Wong welcomes hostages being freed, calls for peace

Australia has welcomed the release of further Israeli hostages by Hamas during a pause in hostilities, calling for an enduring peace. 

Foreign Minister Penny Wong said Hamas - which Australia designates a terrorist group - needed to immediately release the some 200 hostages that remained. 

"Australia wants to see the immediate release of all hostages and sustained, unimpeded humanitarian access to Gaza," she wrote on X, formerly Twitter.

"We have seen important progress, but ultimately we must work towards a just and enduring peace.   

"Australia is working with countries that have influence in the region towards this goal."

US President Joe Biden said he hoped the temporary truce could continue for as long as hostages were being released after Hamas freed 17 more people on Monday - including a four-year-old girl.

The four-day truce entered its final day on Monday, with Israel releasing 117 Palestinian prisoners, including 39 teenagers.
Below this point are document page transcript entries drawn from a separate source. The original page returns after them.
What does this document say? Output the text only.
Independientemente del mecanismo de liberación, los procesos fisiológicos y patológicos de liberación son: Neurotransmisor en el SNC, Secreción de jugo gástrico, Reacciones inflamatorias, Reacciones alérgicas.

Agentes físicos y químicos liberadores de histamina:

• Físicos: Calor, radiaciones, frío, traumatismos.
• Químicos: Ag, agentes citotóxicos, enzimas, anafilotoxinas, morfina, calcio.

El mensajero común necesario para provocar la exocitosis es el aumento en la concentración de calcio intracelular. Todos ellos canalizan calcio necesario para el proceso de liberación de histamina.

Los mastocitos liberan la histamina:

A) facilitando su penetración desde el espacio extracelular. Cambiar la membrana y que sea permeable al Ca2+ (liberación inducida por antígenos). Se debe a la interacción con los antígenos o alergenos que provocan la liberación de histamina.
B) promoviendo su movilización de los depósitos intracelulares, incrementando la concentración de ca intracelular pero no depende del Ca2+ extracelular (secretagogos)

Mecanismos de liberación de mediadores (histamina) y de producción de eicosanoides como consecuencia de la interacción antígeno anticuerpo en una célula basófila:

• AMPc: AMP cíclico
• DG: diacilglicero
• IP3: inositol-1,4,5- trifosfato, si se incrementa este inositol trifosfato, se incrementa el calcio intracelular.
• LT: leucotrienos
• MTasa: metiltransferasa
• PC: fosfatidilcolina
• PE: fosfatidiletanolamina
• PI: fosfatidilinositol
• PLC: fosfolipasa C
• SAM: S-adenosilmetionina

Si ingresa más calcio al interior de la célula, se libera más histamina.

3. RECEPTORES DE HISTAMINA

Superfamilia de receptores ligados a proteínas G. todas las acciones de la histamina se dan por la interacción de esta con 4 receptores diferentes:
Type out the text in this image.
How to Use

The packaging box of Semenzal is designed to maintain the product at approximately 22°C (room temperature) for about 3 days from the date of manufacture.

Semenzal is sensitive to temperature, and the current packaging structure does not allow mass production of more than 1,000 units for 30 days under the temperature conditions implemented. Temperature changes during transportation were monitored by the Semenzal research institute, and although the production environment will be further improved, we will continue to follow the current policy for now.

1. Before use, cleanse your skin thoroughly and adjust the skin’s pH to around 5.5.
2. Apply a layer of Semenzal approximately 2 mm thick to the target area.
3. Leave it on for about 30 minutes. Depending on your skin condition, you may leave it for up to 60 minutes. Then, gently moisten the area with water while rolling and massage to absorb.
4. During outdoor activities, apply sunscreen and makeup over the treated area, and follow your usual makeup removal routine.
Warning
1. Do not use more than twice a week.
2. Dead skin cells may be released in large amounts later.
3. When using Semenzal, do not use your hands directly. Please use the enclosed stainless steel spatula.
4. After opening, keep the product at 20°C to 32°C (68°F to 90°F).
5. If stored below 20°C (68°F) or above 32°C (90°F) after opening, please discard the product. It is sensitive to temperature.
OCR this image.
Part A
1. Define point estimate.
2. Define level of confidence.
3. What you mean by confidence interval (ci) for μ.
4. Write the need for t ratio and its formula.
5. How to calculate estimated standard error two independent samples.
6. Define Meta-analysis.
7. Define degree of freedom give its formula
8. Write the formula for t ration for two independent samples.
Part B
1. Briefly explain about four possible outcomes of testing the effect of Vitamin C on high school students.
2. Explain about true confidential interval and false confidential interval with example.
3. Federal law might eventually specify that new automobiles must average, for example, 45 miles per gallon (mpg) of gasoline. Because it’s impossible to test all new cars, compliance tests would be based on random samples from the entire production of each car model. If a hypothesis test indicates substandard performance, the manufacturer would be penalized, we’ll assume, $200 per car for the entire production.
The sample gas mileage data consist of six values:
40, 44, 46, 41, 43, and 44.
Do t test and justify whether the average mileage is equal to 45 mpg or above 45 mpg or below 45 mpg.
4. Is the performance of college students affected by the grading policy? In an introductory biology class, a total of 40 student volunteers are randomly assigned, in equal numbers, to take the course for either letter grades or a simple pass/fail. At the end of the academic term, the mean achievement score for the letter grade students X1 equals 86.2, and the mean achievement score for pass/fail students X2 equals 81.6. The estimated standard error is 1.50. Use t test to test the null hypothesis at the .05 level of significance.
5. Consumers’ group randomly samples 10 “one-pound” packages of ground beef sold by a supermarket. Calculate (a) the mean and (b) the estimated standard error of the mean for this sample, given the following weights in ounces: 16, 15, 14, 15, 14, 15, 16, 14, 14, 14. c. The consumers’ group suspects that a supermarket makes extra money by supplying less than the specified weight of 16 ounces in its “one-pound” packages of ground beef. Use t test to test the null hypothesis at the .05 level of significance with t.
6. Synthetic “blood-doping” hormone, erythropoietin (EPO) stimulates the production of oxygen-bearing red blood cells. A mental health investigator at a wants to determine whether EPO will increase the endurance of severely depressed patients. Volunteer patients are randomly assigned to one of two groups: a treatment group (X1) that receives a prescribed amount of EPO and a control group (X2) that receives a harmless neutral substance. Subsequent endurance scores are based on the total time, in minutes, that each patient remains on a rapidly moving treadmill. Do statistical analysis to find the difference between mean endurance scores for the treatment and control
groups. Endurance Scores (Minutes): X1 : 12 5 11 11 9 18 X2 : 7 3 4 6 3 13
Former Australian ambassador to Israel Dave Sharma said he was distressed about the loss of life on both sides.

While he had consistently been advocating for the right to self defence if one country came under attack from a terrorist group, he had also called for the laws of armed conflict to be followed. 

"We cannot allow conflicts overseas to be imported into Australia such that we allow groups of Australians to seek to demonise or intimidate or vilify other groups of Australians," he told ABC radio on Monday in reference to anti-Semitism.

"That's the line we've seen crossed here in Australia."

Mr Sharma, who will return to federal politics as a Liberal senator in the coming weeks after being chosen to fill a vacancy, said he believed Israel was acting within international law with the death toll in Gaza reportedly sitting at some 15,000 people, including at least 5000 children. 

"The responsibility here is to seek to minimise the loss of civilian life. War is a terrible thing and ultimately when wars happen, civilians lose their life," he said.

"That's one of the terrible consequences. That's why parties like Hamas should not go and provoke an attack."

Using international humanitarian law to balance the killing of so many Palestinians against the military objective of destroying Hamas was a "crude calculation ... but that is how the law of armed conflict works", he said.

"People might not be happy hearing that.

"That's the same laws and rules that we apply to ourselves. I want the same standard to be applied to Israel as I would expect to be applied to Australia or the United States or Canada or the United Kingdom."